Evergreen forests can be so dense that sunlight cannot penetrate the canopy to reach the ground.
Normally, they occur across a wide range of climatic zones, and include trees such as conifers and holly in colder climates. In more temperate zones, eucalyptus, live oak, acacias and banksia are common, with rainforest trees typically found in tropical zones.
ESA’s study
The ESA data findings were recently published in Nature Communications, detailing how it used global data records of clouds and land-fractional cover to examine the transition of vegetation levels into deciduous and evergreen forest.
The paper describes how clouds generally built up in the course of the whole year in afforested areas in temperate, tropical and arid regions, sometimes by as much as 15%.
Yet, during the boreal winter and spring across North America, Russia and Eastern Europe, when these regions have prolonged snow cover, the authors found a reduction in cloud cover over forests compared to open land.
The boreal summer has strong and consistent increases in cloud fraction by about 5%, the study found.
Trees and forests
“Earth observations are increasingly showing that trees and forests are impacting climate by affecting biophysical surface properties”, Alessandro Cescatti, one of the co-authors of ESA’s study, noted.
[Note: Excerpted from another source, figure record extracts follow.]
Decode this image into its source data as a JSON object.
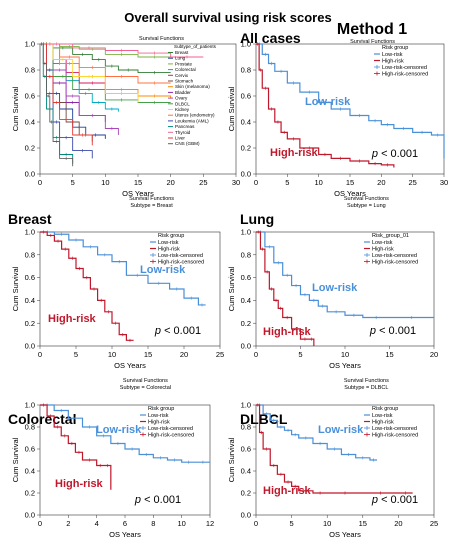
{
  "figure": {
    "title": "Overall survival using risk scores",
    "method": "Method 1"
  },
  "colors": {
    "low": "#4a90d9",
    "high": "#c0182b",
    "neutral": "#333333"
  },
  "chart_data": [
    {
      "id": "all-subtypes",
      "type": "line",
      "step": true,
      "title": "Survival Functions",
      "xlabel": "OS Years",
      "ylabel": "Cum Survival",
      "xlim": [
        0,
        30
      ],
      "ylim": [
        0,
        1
      ],
      "xticks": [
        0,
        5,
        10,
        15,
        20,
        25,
        30
      ],
      "yticks": [
        0.0,
        0.2,
        0.4,
        0.6,
        0.8,
        1.0
      ],
      "legend_title": "Subtype_of_patients",
      "legend_position": "right",
      "series": [
        {
          "name": "Breast",
          "color": "#2e7d32",
          "x": [
            0,
            2,
            5,
            8,
            10,
            12,
            15,
            20
          ],
          "y": [
            1.0,
            0.97,
            0.92,
            0.88,
            0.83,
            0.8,
            0.78,
            0.78
          ]
        },
        {
          "name": "Lung",
          "color": "#1e3f9e",
          "x": [
            0,
            1,
            2,
            3,
            5,
            7,
            10
          ],
          "y": [
            1.0,
            0.8,
            0.62,
            0.5,
            0.36,
            0.3,
            0.27
          ]
        },
        {
          "name": "Prostate",
          "color": "#7cb342",
          "x": [
            0,
            3,
            6,
            10,
            15,
            20
          ],
          "y": [
            1.0,
            0.98,
            0.96,
            0.92,
            0.9,
            0.9
          ]
        },
        {
          "name": "Colorectal",
          "color": "#00acc1",
          "x": [
            0,
            2,
            4,
            6,
            8,
            10,
            12
          ],
          "y": [
            1.0,
            0.85,
            0.72,
            0.62,
            0.55,
            0.5,
            0.48
          ]
        },
        {
          "name": "Cervix",
          "color": "#d81b60",
          "x": [
            0,
            2,
            4,
            6,
            10,
            15
          ],
          "y": [
            1.0,
            0.88,
            0.78,
            0.7,
            0.62,
            0.6
          ]
        },
        {
          "name": "Stomach",
          "color": "#6d4c41",
          "x": [
            0,
            1,
            2,
            4,
            6,
            8
          ],
          "y": [
            1.0,
            0.75,
            0.55,
            0.4,
            0.3,
            0.25
          ]
        },
        {
          "name": "Skin (melanoma)",
          "color": "#fb8c00",
          "x": [
            0,
            3,
            6,
            10,
            15,
            20
          ],
          "y": [
            1.0,
            0.85,
            0.75,
            0.65,
            0.6,
            0.58
          ]
        },
        {
          "name": "Bladder",
          "color": "#8e24aa",
          "x": [
            0,
            2,
            4,
            6,
            10
          ],
          "y": [
            1.0,
            0.7,
            0.55,
            0.45,
            0.4
          ]
        },
        {
          "name": "Ovary",
          "color": "#ab47bc",
          "x": [
            0,
            2,
            4,
            6,
            10,
            12
          ],
          "y": [
            1.0,
            0.8,
            0.6,
            0.45,
            0.35,
            0.3
          ]
        },
        {
          "name": "DLBCL",
          "color": "#43a047",
          "x": [
            0,
            2,
            5,
            10,
            15,
            20
          ],
          "y": [
            1.0,
            0.75,
            0.65,
            0.57,
            0.55,
            0.55
          ]
        },
        {
          "name": "Kidney",
          "color": "#fdd835",
          "x": [
            0,
            2,
            5,
            10,
            15
          ],
          "y": [
            1.0,
            0.88,
            0.75,
            0.62,
            0.55
          ]
        },
        {
          "name": "Uterus (endometry)",
          "color": "#ff7043",
          "x": [
            0,
            3,
            6,
            10,
            15,
            20
          ],
          "y": [
            1.0,
            0.9,
            0.82,
            0.75,
            0.7,
            0.7
          ]
        },
        {
          "name": "Leukemia (AML)",
          "color": "#3949ab",
          "x": [
            0,
            1,
            2,
            3,
            5,
            8
          ],
          "y": [
            1.0,
            0.62,
            0.4,
            0.28,
            0.18,
            0.12
          ]
        },
        {
          "name": "Pancreas",
          "color": "#00897b",
          "x": [
            0,
            0.5,
            1,
            2,
            3,
            5
          ],
          "y": [
            1.0,
            0.75,
            0.5,
            0.28,
            0.15,
            0.08
          ]
        },
        {
          "name": "Thyroid",
          "color": "#f06292",
          "x": [
            0,
            5,
            10,
            15,
            20,
            25
          ],
          "y": [
            1.0,
            0.97,
            0.95,
            0.93,
            0.9,
            0.9
          ]
        },
        {
          "name": "Liver",
          "color": "#e53935",
          "x": [
            0,
            1,
            2,
            3,
            5,
            8
          ],
          "y": [
            1.0,
            0.75,
            0.55,
            0.42,
            0.3,
            0.22
          ]
        },
        {
          "name": "CNS (GBM)",
          "color": "#616161",
          "x": [
            0,
            0.5,
            1,
            1.5,
            2,
            3,
            5
          ],
          "y": [
            1.0,
            0.85,
            0.6,
            0.4,
            0.25,
            0.12,
            0.06
          ]
        }
      ]
    },
    {
      "id": "all-cases",
      "type": "line",
      "step": true,
      "heading": "All cases",
      "title": "Survival Functions",
      "xlabel": "OS Years",
      "ylabel": "Cum Survival",
      "xlim": [
        0,
        30
      ],
      "ylim": [
        0,
        1
      ],
      "xticks": [
        0,
        5,
        10,
        15,
        20,
        25,
        30
      ],
      "yticks": [
        0.0,
        0.2,
        0.4,
        0.6,
        0.8,
        1.0
      ],
      "legend_title": "Risk group",
      "legend_position": "top-right",
      "legend": [
        "Low-risk",
        "High-risk",
        "Low-risk-censored",
        "High-risk-censored"
      ],
      "pvalue": "0.001",
      "series": [
        {
          "name": "Low-risk",
          "x": [
            0,
            1,
            2,
            3,
            5,
            7,
            10,
            12,
            15,
            18,
            20,
            22,
            25,
            28,
            30
          ],
          "y": [
            1.0,
            0.92,
            0.85,
            0.79,
            0.7,
            0.63,
            0.55,
            0.5,
            0.45,
            0.41,
            0.38,
            0.35,
            0.32,
            0.3,
            0.12
          ]
        },
        {
          "name": "High-risk",
          "x": [
            0,
            0.5,
            1,
            2,
            3,
            4,
            5,
            7,
            10,
            12,
            15,
            18,
            20,
            22
          ],
          "y": [
            1.0,
            0.8,
            0.66,
            0.5,
            0.4,
            0.32,
            0.27,
            0.2,
            0.15,
            0.12,
            0.1,
            0.08,
            0.07,
            0.05
          ]
        }
      ]
    },
    {
      "id": "breast",
      "type": "line",
      "step": true,
      "heading": "Breast",
      "title": "Survival Functions",
      "subtitle": "Subtype = Breast",
      "xlabel": "OS Years",
      "ylabel": "Cum Survival",
      "xlim": [
        0,
        25
      ],
      "ylim": [
        0,
        1
      ],
      "xticks": [
        0,
        5,
        10,
        15,
        20,
        25
      ],
      "yticks": [
        0.0,
        0.2,
        0.4,
        0.6,
        0.8,
        1.0
      ],
      "legend_title": "Risk group",
      "legend_position": "top-right",
      "legend": [
        "Low-risk",
        "High-risk",
        "Low-risk-censored",
        "High-risk-censored"
      ],
      "pvalue": "0.001",
      "series": [
        {
          "name": "Low-risk",
          "x": [
            0,
            2,
            4,
            6,
            8,
            10,
            12,
            15,
            18,
            20,
            22,
            23
          ],
          "y": [
            1.0,
            0.98,
            0.93,
            0.87,
            0.8,
            0.74,
            0.62,
            0.55,
            0.5,
            0.42,
            0.36,
            0.36
          ]
        },
        {
          "name": "High-risk",
          "x": [
            0,
            1,
            2,
            3,
            4,
            5,
            6,
            7,
            8,
            9,
            10,
            11,
            12,
            13
          ],
          "y": [
            1.0,
            0.97,
            0.92,
            0.85,
            0.77,
            0.68,
            0.6,
            0.5,
            0.4,
            0.3,
            0.2,
            0.1,
            0.05,
            0.05
          ]
        }
      ]
    },
    {
      "id": "lung",
      "type": "line",
      "step": true,
      "heading": "Lung",
      "title": "Survival Functions",
      "subtitle": "Subtype = Lung",
      "xlabel": "OS Years",
      "ylabel": "Cum Survival",
      "xlim": [
        0,
        20
      ],
      "ylim": [
        0,
        1
      ],
      "xticks": [
        0,
        5,
        10,
        15,
        20
      ],
      "yticks": [
        0.0,
        0.2,
        0.4,
        0.6,
        0.8,
        1.0
      ],
      "legend_title": "Risk_group_01",
      "legend_position": "top-right",
      "legend": [
        "Low-risk",
        "High-risk",
        "Low-risk-censored",
        "High-risk-censored"
      ],
      "pvalue": "0.001",
      "series": [
        {
          "name": "Low-risk",
          "x": [
            0,
            1,
            2,
            3,
            4,
            5,
            6,
            7,
            8,
            10,
            12,
            15,
            20
          ],
          "y": [
            1.0,
            0.87,
            0.73,
            0.62,
            0.53,
            0.45,
            0.4,
            0.35,
            0.3,
            0.27,
            0.25,
            0.25,
            0.25
          ]
        },
        {
          "name": "High-risk",
          "x": [
            0,
            0.5,
            1,
            1.5,
            2,
            2.5,
            3,
            4,
            5,
            6,
            6.5
          ],
          "y": [
            1.0,
            0.85,
            0.65,
            0.5,
            0.4,
            0.33,
            0.25,
            0.15,
            0.06,
            0.06,
            0.0
          ]
        }
      ]
    },
    {
      "id": "colorectal",
      "type": "line",
      "step": true,
      "heading": "Colorectal",
      "title": "Survival Functions",
      "subtitle": "Subtype = Colorectal",
      "xlabel": "OS Years",
      "ylabel": "Cum Survival",
      "xlim": [
        0,
        12
      ],
      "ylim": [
        0,
        1
      ],
      "xticks": [
        0,
        2,
        4,
        6,
        8,
        10,
        12
      ],
      "yticks": [
        0.0,
        0.2,
        0.4,
        0.6,
        0.8,
        1.0
      ],
      "legend_title": "Risk group",
      "legend_position": "top-right",
      "legend": [
        "Low-risk",
        "High-risk",
        "Low-risk-censored",
        "High-risk-censored"
      ],
      "pvalue": "0.001",
      "series": [
        {
          "name": "Low-risk",
          "x": [
            0,
            1,
            2,
            3,
            4,
            5,
            6,
            7,
            8,
            9,
            10,
            11,
            12
          ],
          "y": [
            1.0,
            0.95,
            0.88,
            0.8,
            0.72,
            0.65,
            0.6,
            0.55,
            0.52,
            0.5,
            0.48,
            0.48,
            0.48
          ]
        },
        {
          "name": "High-risk",
          "x": [
            0,
            0.5,
            1,
            1.5,
            2,
            2.5,
            3,
            4,
            4.5,
            5
          ],
          "y": [
            1.0,
            0.9,
            0.8,
            0.72,
            0.65,
            0.57,
            0.5,
            0.45,
            0.45,
            0.23
          ]
        }
      ]
    },
    {
      "id": "dlbcl",
      "type": "line",
      "step": true,
      "heading": "DLBCL",
      "title": "Survival Functions",
      "subtitle": "Subtype = DLBCL",
      "xlabel": "OS Years",
      "ylabel": "Cum Survival",
      "xlim": [
        0,
        25
      ],
      "ylim": [
        0,
        1
      ],
      "xticks": [
        0,
        5,
        10,
        15,
        20,
        25
      ],
      "yticks": [
        0.0,
        0.2,
        0.4,
        0.6,
        0.8,
        1.0
      ],
      "legend_title": "Risk group",
      "legend_position": "top-right",
      "legend": [
        "Low-risk",
        "High-risk",
        "Low-risk-censored",
        "High-risk-censored"
      ],
      "pvalue": "0.001",
      "series": [
        {
          "name": "Low-risk",
          "x": [
            0,
            1,
            2,
            3,
            4,
            5,
            6,
            8,
            10,
            12,
            14,
            16,
            17
          ],
          "y": [
            1.0,
            0.92,
            0.86,
            0.8,
            0.77,
            0.73,
            0.7,
            0.65,
            0.6,
            0.55,
            0.52,
            0.5,
            0.5
          ]
        },
        {
          "name": "High-risk",
          "x": [
            0,
            0.5,
            1,
            2,
            3,
            4,
            5,
            6,
            8,
            10,
            15,
            20,
            22
          ],
          "y": [
            1.0,
            0.75,
            0.6,
            0.45,
            0.37,
            0.3,
            0.26,
            0.22,
            0.2,
            0.2,
            0.2,
            0.2,
            0.2
          ]
        }
      ]
    }
  ]
}
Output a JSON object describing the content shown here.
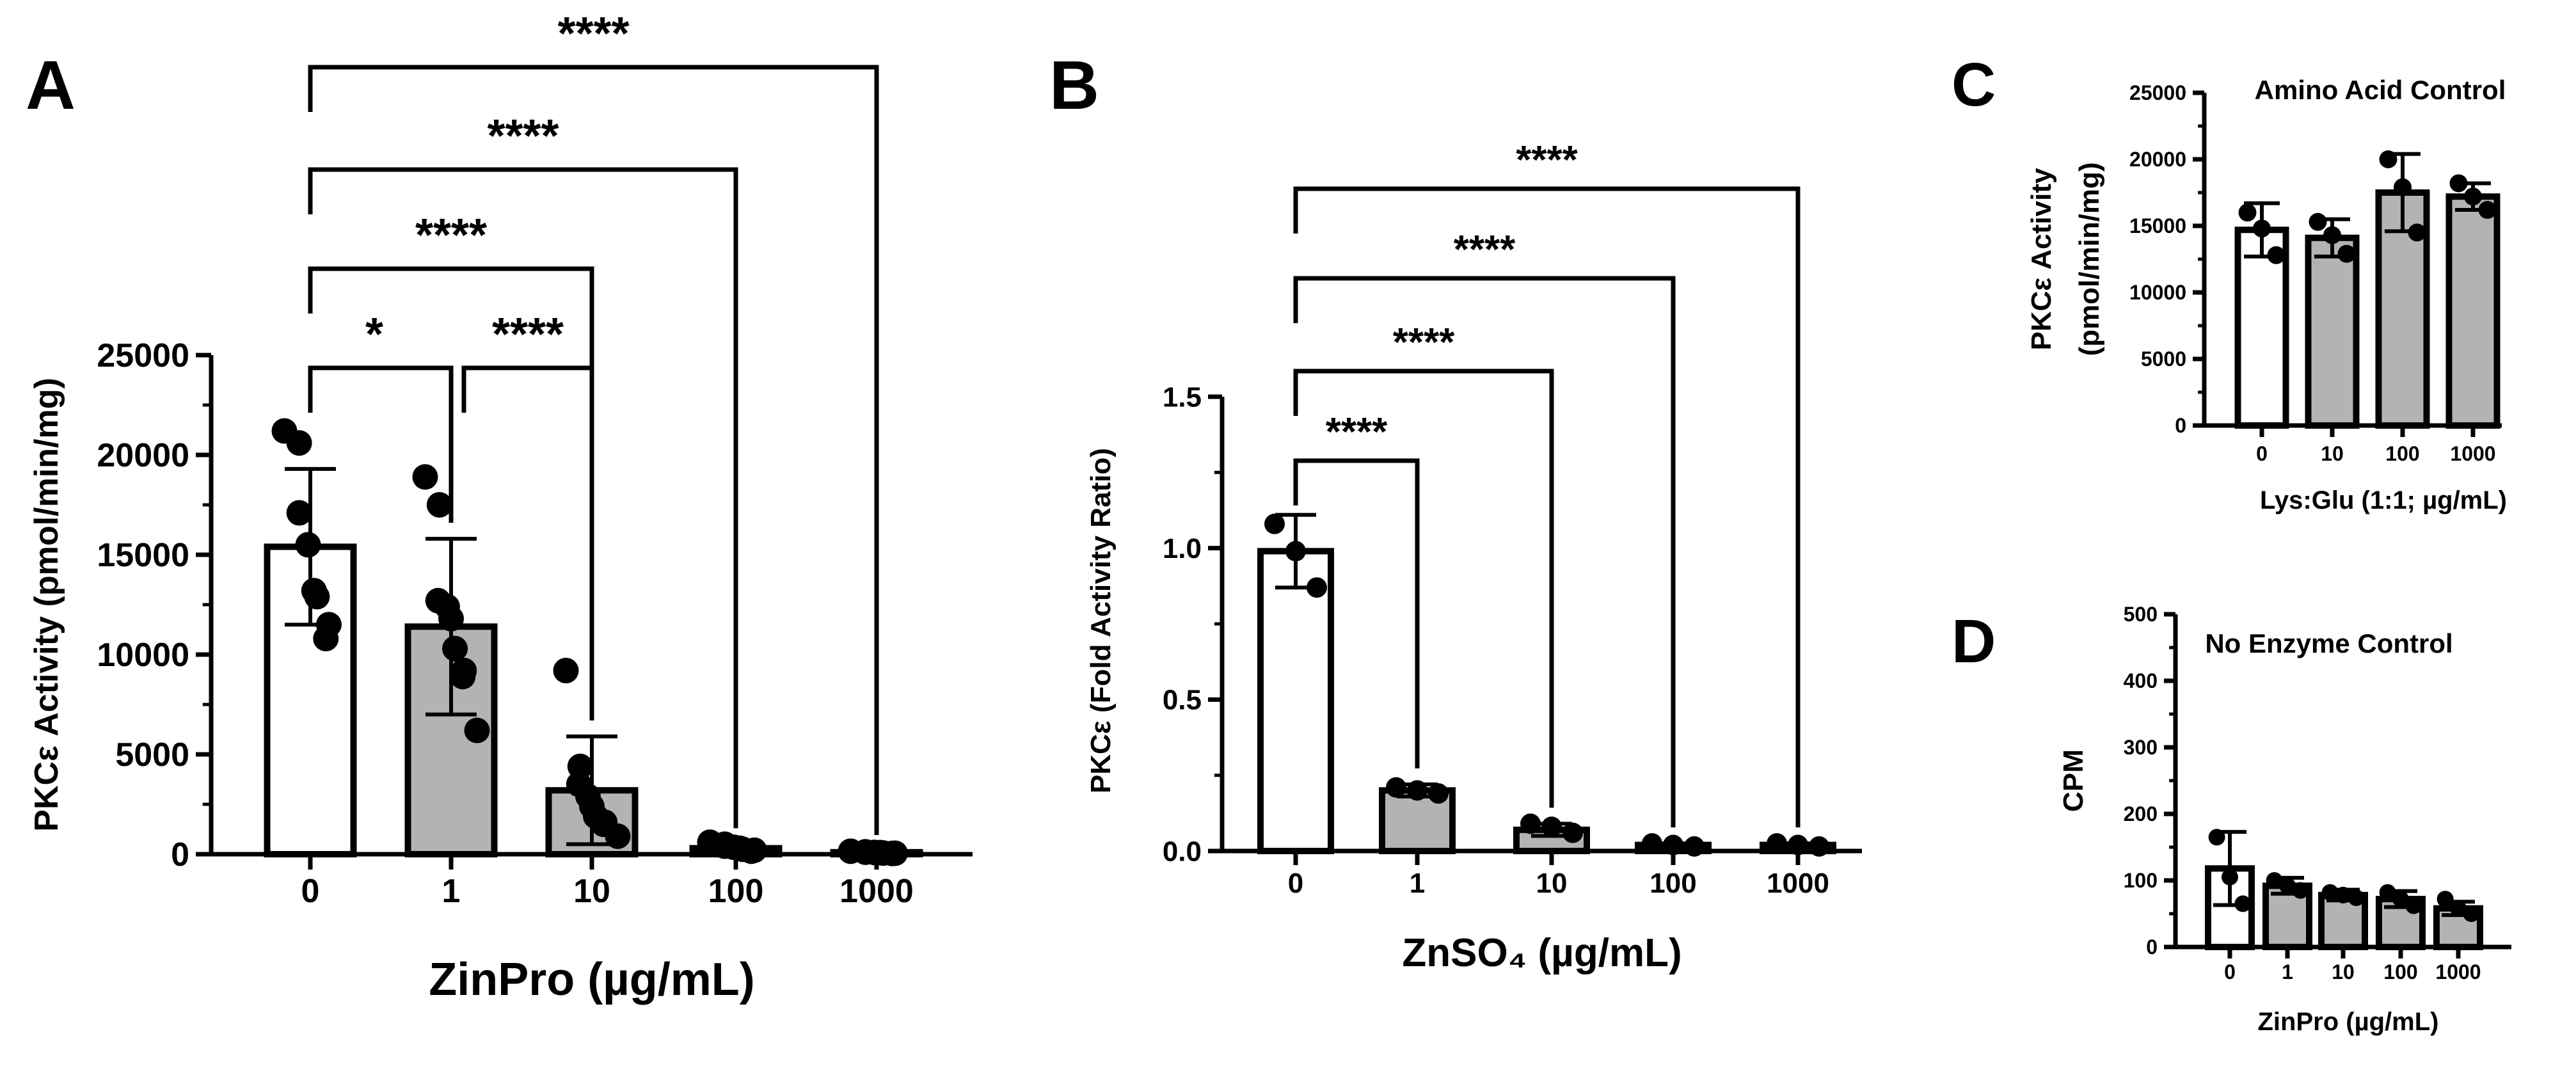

Trees have long been known for their great capacity to sequester carbon dioxide from the atmosphere and convert it into biomass. In particular, forests are widely championed for their role in mitigating climate change.
However, what has been less clear is how forests affect the climate in other ways such as their role in the water cycle and surface energy balance.
Satellite data
“Without global cloud and land-cover type observations from satellites this study would not have been possible on a global scale”, Martin Stengel, who leads the Climate Change Initiative Cloud project, said.
Finally, the authors highlighted that land-based climate mitigation through afforestation, forest restoration and the avoidance of deforestation should not be reasoned purely in terms of carbon capture.
Instead, policies should include the wider climate benefits that forests offer, including increasing cloud cover for localised cooling and generating rainfall, factors that add to the hydrological value of forests per se.
“Studies like this one, based on robust satellite observations, are fundamental to characterise the complexity of the climate system and provide benchmarks for climate model developments”, Cescatti observed.